Do you think the protests served their purpose in forcing the government, Nixon’s government, to get out of the war sooner than they would have otherwise?

Yes, I guess they did. Of course, Lyndon’s real fear was not from the left but from the right—people demanding that we get this thing over with by dropping—

The bomb?

—the deadliest of bombs. Forced to that test what do we do? He didn’t want to be the man ever to have to do it. I just don’t think we ever would have gotten over that nightmare. What would we have loosed? The one time we did it, when nobody really knew the extent of it, left a scar, but once we’ve seen the bomb and know what it can do, how can any succeeding President ever, ever, give in to that last horrible thing?

After leaving office with the fierce criticism of the Vietnam war going on, how did you feel about Nixon being forced out of office to avoid impeachment?

Sometimes I draw a great sigh of relief when I realize how many things Lyndon was not exposed to.
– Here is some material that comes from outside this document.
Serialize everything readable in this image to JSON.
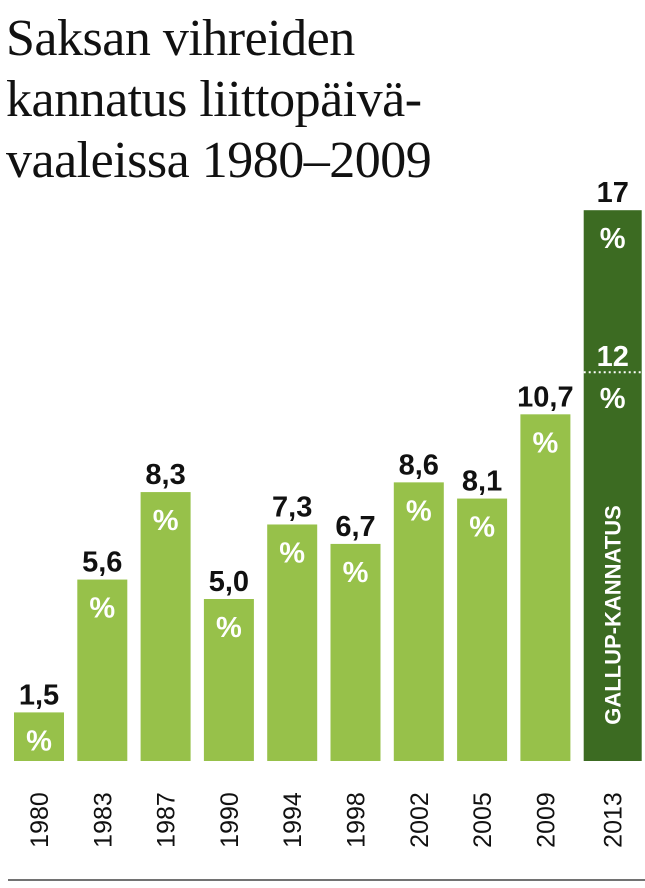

By reason of his death early in ’73, he did not have to live through, first, periods of real invalidism. To have been bedridden and waited on and dependent on other people would have been a soul-killing thing to him. Second, the events of ’73 and ’74, what happened to the Presidency, would have been traumatic for him—to see the Presidency dragged so low and his country in such a condition of division. I’m glad he didn’t have to suffer through that.

And for yourself, Mrs. Johnson, do you now regard yourself as out of politics?

Well, it was simply Lyndon’s life, not my life. It was really an education for me, and I must say I learned a bit about it, and I hope I was useful and I tried real hard, but politics was not my life. I have a whole lot of requests, and I hope I haven’t hurt any feelings by saying no to them, but I think thirty-eight years was enough.